If someone has the book Kuratowski Topologie I (1958, 4th ed., I assume written in French) the proposition above corresponds to some proposition on page 154 of the given edition of Kuratowski, and it would be interesting to have the proposition of that book, French is also fine. (Haworth1977 refers to Kuratowski)
 A: Let $A$ be a set. For all $\alpha\in A$ let $X_\alpha$ be a topological space and let $N_\alpha$ be a subset of $X_\alpha$.
If $A$ is finite then

$\prod_{\alpha\in A} N_\alpha$ is nowhere dense in $\prod_{\alpha\in A} X_\alpha$ if and only if there exists $\beta\in A$ such that $N_\beta$ is nowhere dense in $X_\beta$.

If $A$ is infinite (countable or larger) then

$\prod_{\alpha\in A} N_\alpha$ is nowhere dense in $\prod_{\alpha\in A} X_\alpha$ if and only if there exists $\beta\in A$ such that $N_\beta$ is nowhere dense in $X_\beta$ OR there exists infinitely many $\beta\in A$ such that the closure of $N_\beta$ is not $X_\beta$ (i.e. $N_\beta$ is not dense in $X_\beta$).
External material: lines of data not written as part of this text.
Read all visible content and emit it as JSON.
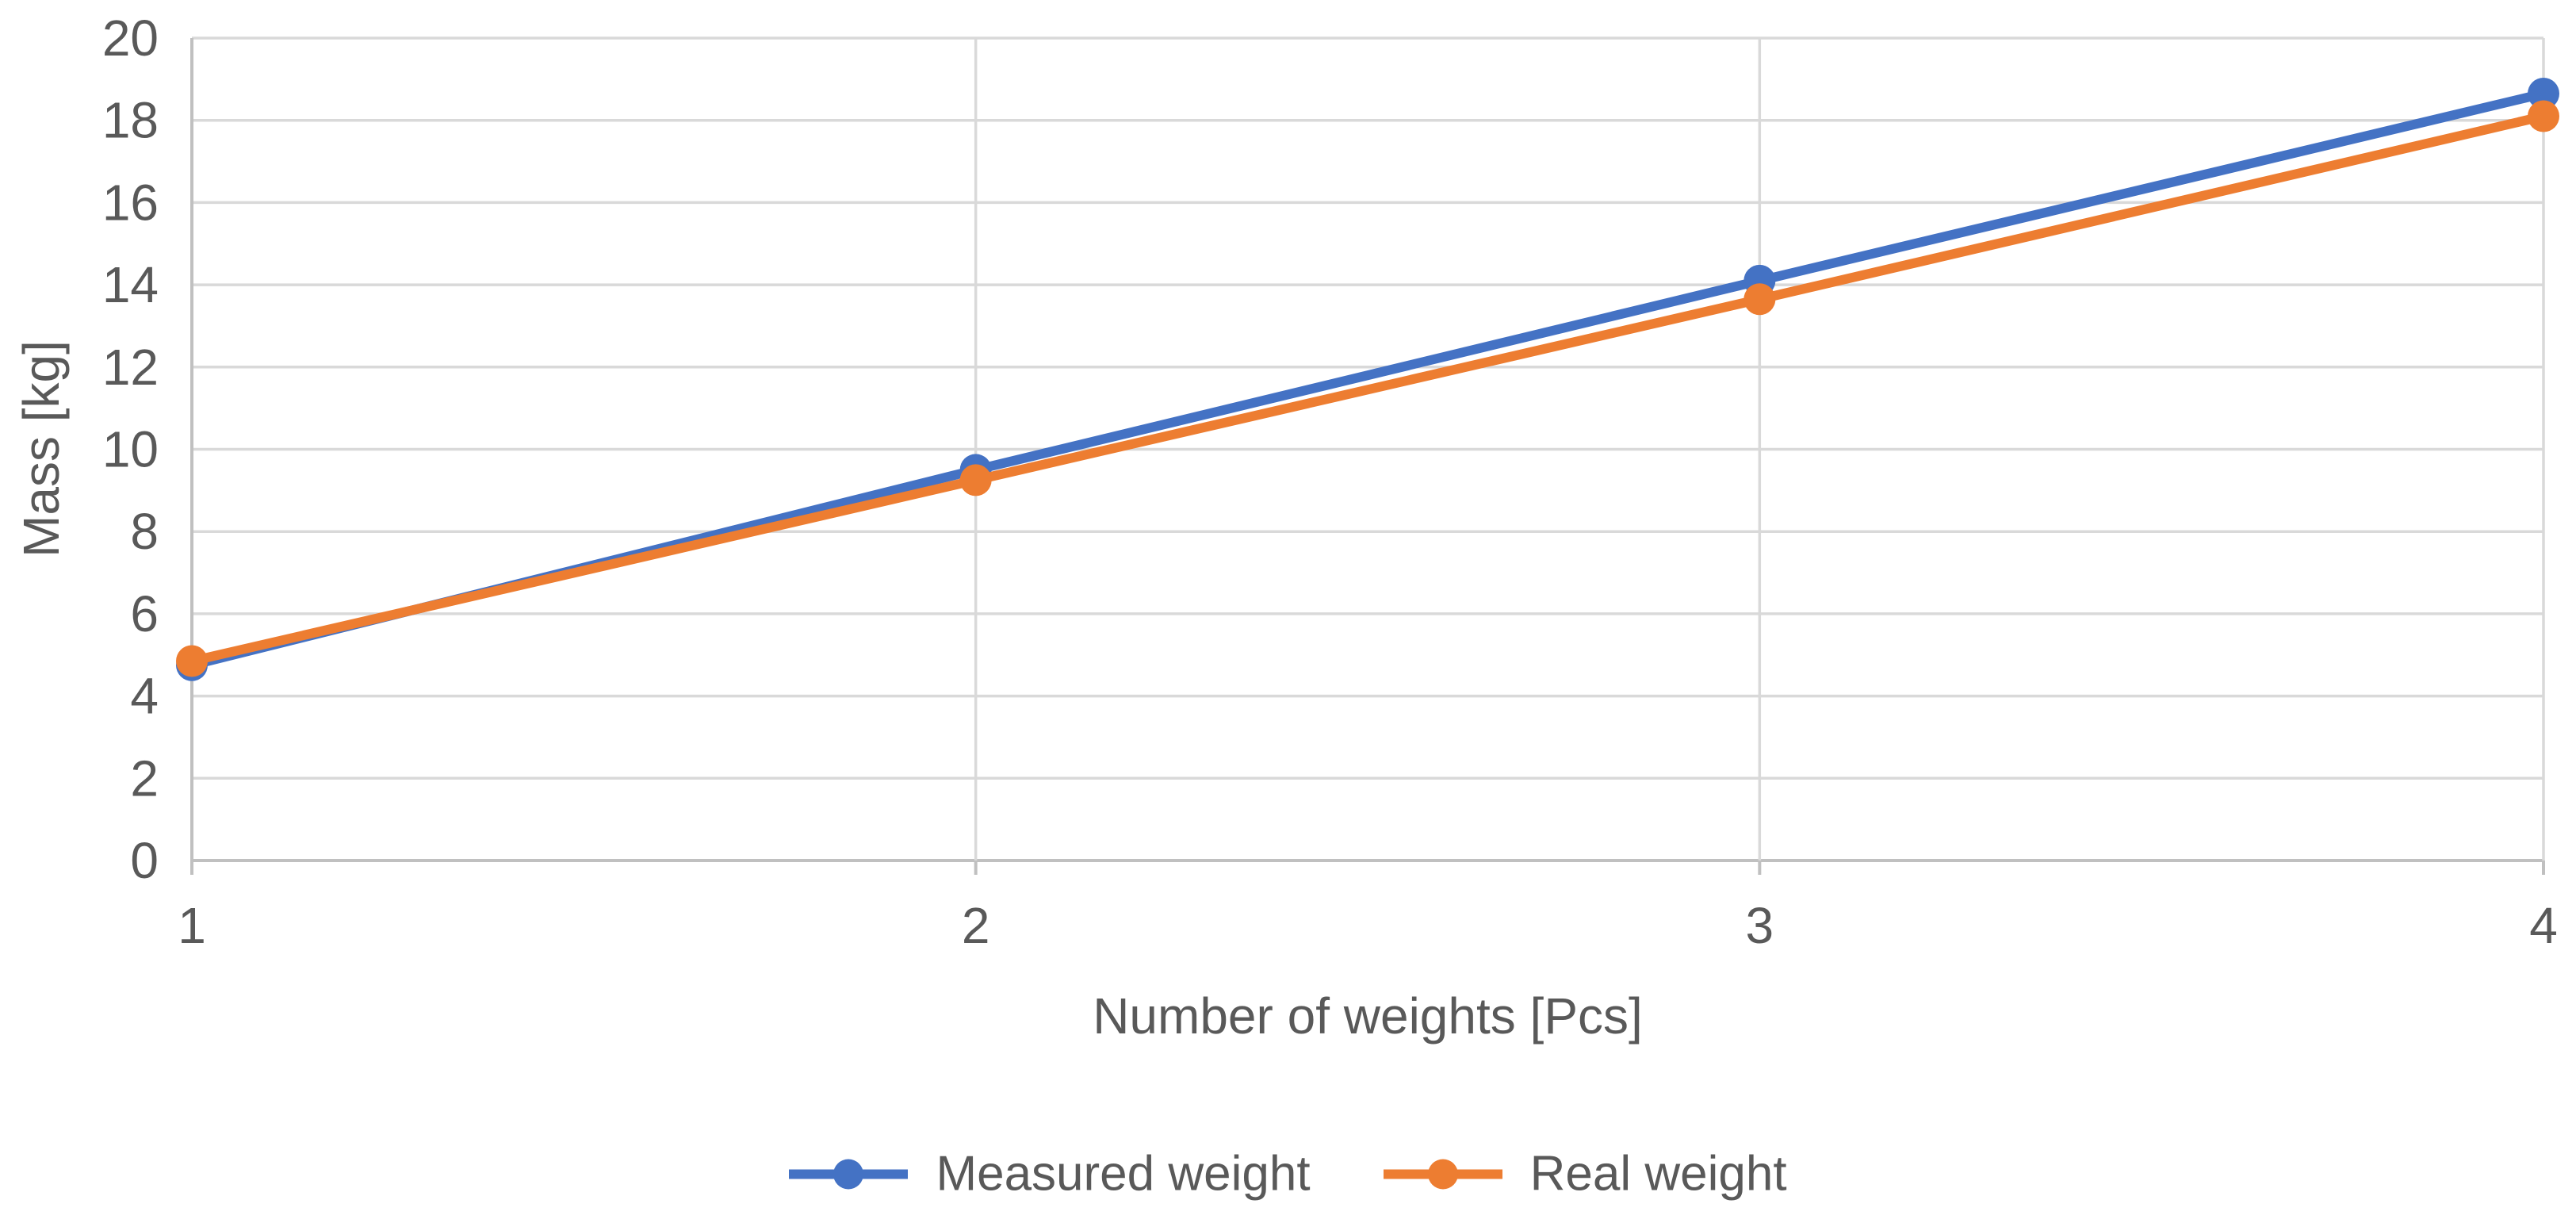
{
  "chart_data": {
    "type": "line",
    "title": "",
    "x": [
      1,
      2,
      3,
      4
    ],
    "x_tick_labels": [
      "1",
      "2",
      "3",
      "4"
    ],
    "y_tick_labels": [
      "0",
      "2",
      "4",
      "6",
      "8",
      "10",
      "12",
      "14",
      "16",
      "18",
      "20"
    ],
    "xlabel": "Number of weights [Pcs]",
    "ylabel": "Mass [kg]",
    "ylim": [
      0,
      20
    ],
    "ytick_step": 2,
    "xlim": [
      1,
      4
    ],
    "grid": true,
    "legend_position": "bottom-center",
    "marker": "circle",
    "series": [
      {
        "name": "Measured weight",
        "color": "#4472C4",
        "values": [
          4.75,
          9.5,
          14.1,
          18.65
        ]
      },
      {
        "name": "Real weight",
        "color": "#ED7D31",
        "values": [
          4.85,
          9.25,
          13.65,
          18.1
        ]
      }
    ],
    "styles": {
      "text_color": "#595959",
      "gridline_color": "#D9D9D9",
      "axis_color": "#C0C0C0",
      "background": "#FFFFFF"
    }
  }
}
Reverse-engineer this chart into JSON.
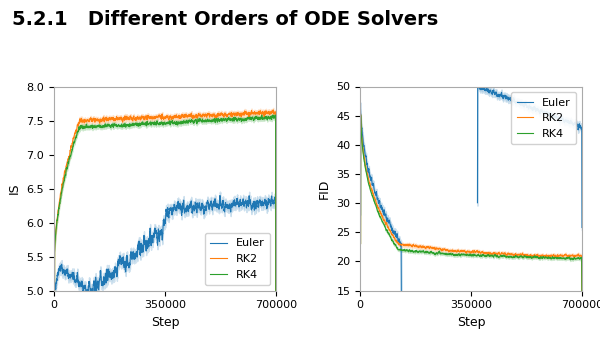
{
  "title": "5.2.1   Different Orders of ODE Solvers",
  "title_fontsize": 14,
  "title_fontweight": "bold",
  "left_plot": {
    "ylabel": "IS",
    "xlabel": "Step",
    "xlim": [
      0,
      700000
    ],
    "ylim": [
      5.0,
      8.0
    ],
    "xticks": [
      0,
      350000,
      700000
    ],
    "yticks": [
      5.0,
      5.5,
      6.0,
      6.5,
      7.0,
      7.5,
      8.0
    ]
  },
  "right_plot": {
    "ylabel": "FID",
    "xlabel": "Step",
    "xlim": [
      0,
      700000
    ],
    "ylim": [
      15,
      50
    ],
    "xticks": [
      0,
      350000,
      700000
    ],
    "yticks": [
      15,
      20,
      25,
      30,
      35,
      40,
      45,
      50
    ]
  },
  "euler_color": "#1f77b4",
  "rk2_color": "#ff7f0e",
  "rk4_color": "#2ca02c",
  "background_color": "#ffffff"
}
Note that if $A$ is finite then the condition "there exists infinitely many $\beta\in A$ such that..." can't be satisfied, so the second statement and the first statement are equivalent for finite $A$.
The main idea in this condition is that the product topology on a product space contains a "co-finite" cylinder set (it contains a product of all but finitely many of the $X_\alpha$) and so if the closure of $N_\beta$ is not $X_\beta$ for infinitely many $\beta$ then the closure of $\prod_{\alpha\in A} N_\alpha$ can't contain an open set.